Honeybees
Like the proverbial mad dogs and Englishmen I am out in the midday sun during this heat wave looking for birds in an open field in Purbachol. The pickings are slim: the time of day is not right and neither is the season. I am about to give up when, among the small wildflowers growing in the grass, I see movement. Coming closer, I spot one honeybee, then a few more. They are buzzing frantically from flower to flower doing their job of collecting nectar. Forgetting the heat, I watch with amazement and respect. They do not take a moment's rest and continue for several minutes before moving on to another patch of wildflower.
The honeybee is perhaps one of the most important creatures in human civilization. Domesticated since ancient times for producing honey and beeswax, this insect is also responsible for pollinating most of our agricultural crops.

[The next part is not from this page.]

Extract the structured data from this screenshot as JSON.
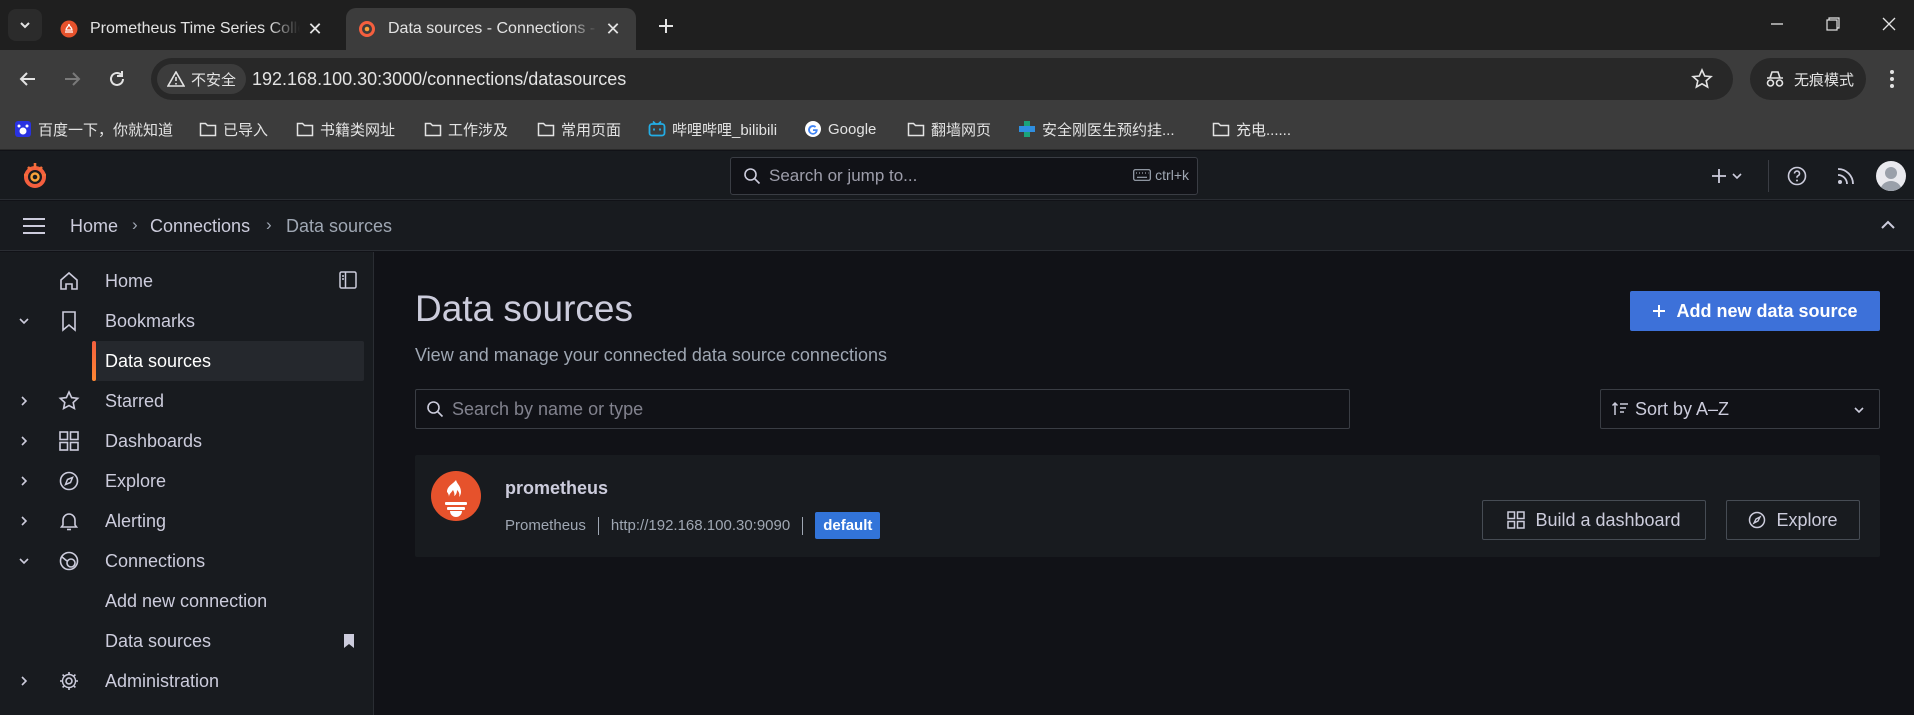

Although there are over 20000 species of bees in the world, only seven species from them are honeybees. These species are divided into 44 races or subspecies. The honeybees in Bangladesh include apis cerana, apis melliflera, as well as the highly productive apis dorsata (giant honeybee) in Sundarban. The Sundarban honeybees can be ferocious and their bite causes fever and diarrhoea. (In a previous Tangents column I have described my adventures hunting for honey in Sundarban.)
Honeybees are social creatures with an elaborate hierarchy. Working under the supervision of the queen bee, they collect nectar from flowers (and sometimes leaves) and bring it to their beehive. Here, the bee regurgitates the partially digested nectar, passing it on to another bee. After some more passing, the nectar is deposited inside the hive and bees vigorously fan it with their wings to evaporate water from it, thickening it into honey.

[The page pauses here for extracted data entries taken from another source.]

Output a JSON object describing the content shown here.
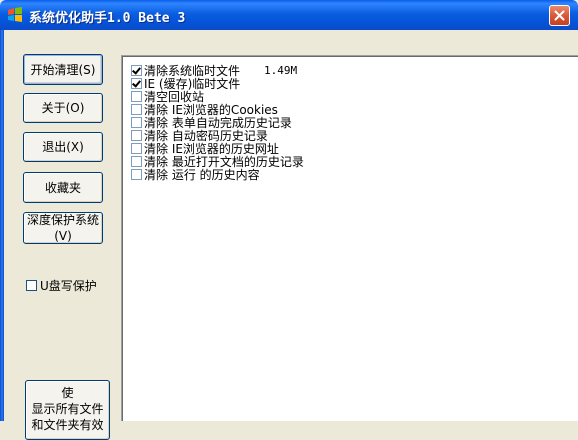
{
  "window": {
    "title": "系统优化助手1.0 Bete 3"
  },
  "sidebar": {
    "buttons": [
      "开始清理(S)",
      "关于(O)",
      "退出(X)",
      "收藏夹",
      "深度保护系统(V)"
    ],
    "usb_protect": {
      "label": "U盘写保护",
      "checked": false
    },
    "bottom_button": "使\n显示所有文件和文件夹有效"
  },
  "cleanup": {
    "items": [
      {
        "label": "清除系统临时文件",
        "checked": true,
        "size": "1.49M"
      },
      {
        "label": "IE (缓存)临时文件",
        "checked": true
      },
      {
        "label": "清空回收站",
        "checked": false
      },
      {
        "label": "清除 IE浏览器的Cookies",
        "checked": false
      },
      {
        "label": "清除 表单自动完成历史记录",
        "checked": false
      },
      {
        "label": "清除 自动密码历史记录",
        "checked": false
      },
      {
        "label": "清除 IE浏览器的历史网址",
        "checked": false
      },
      {
        "label": "清除 最近打开文档的历史记录",
        "checked": false
      },
      {
        "label": "清除 运行 的历史内容",
        "checked": false
      }
    ]
  }
}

One of the most fascinating characteristics of honeybees is communication. People have known for centuries that when a lone honeybee finds a new source of food, it returns to the hive and communicates the location of this food to its fellow honeybees. But how does it do it? Does it make them follow it to the source? Does it leave a trail of honey along the way for other bees to follow?

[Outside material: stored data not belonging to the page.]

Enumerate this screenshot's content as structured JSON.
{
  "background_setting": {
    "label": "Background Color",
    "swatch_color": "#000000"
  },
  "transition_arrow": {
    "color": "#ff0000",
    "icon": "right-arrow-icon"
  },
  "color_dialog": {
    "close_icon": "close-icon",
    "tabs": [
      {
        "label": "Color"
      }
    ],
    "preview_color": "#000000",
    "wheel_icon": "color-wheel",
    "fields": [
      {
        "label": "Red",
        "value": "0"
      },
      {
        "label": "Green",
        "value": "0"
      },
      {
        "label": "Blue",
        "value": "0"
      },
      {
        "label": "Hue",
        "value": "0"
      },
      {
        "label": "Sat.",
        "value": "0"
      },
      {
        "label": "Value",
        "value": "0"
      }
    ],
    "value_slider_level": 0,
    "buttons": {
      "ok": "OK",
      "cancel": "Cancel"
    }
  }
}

The answer, it turned out, is much more elegant. It won a Nobel Price for Karl von Frisch, a German scientist who discovered that after discovering a food source, a honeybee performs an elaborate dance at the hive to communicate its location to fellow workers. This symbolic communication is tantamount to language. Von Frisch discovered there were two types of dance: the round dance which told the bees about a food source within a short distance, and a waggle dance which communicated both direction and distance of food that is farther away.
All this communicating by dance is easy to observe in light, but the bee performs it in the darkness inside the hive. In the darkness it uses an elaborate set of references to convey the message. For example, if the food is located in the direction of the sun, the bee runs upward along the wall of the hive. If the food is away from the sun, the bee runs downward.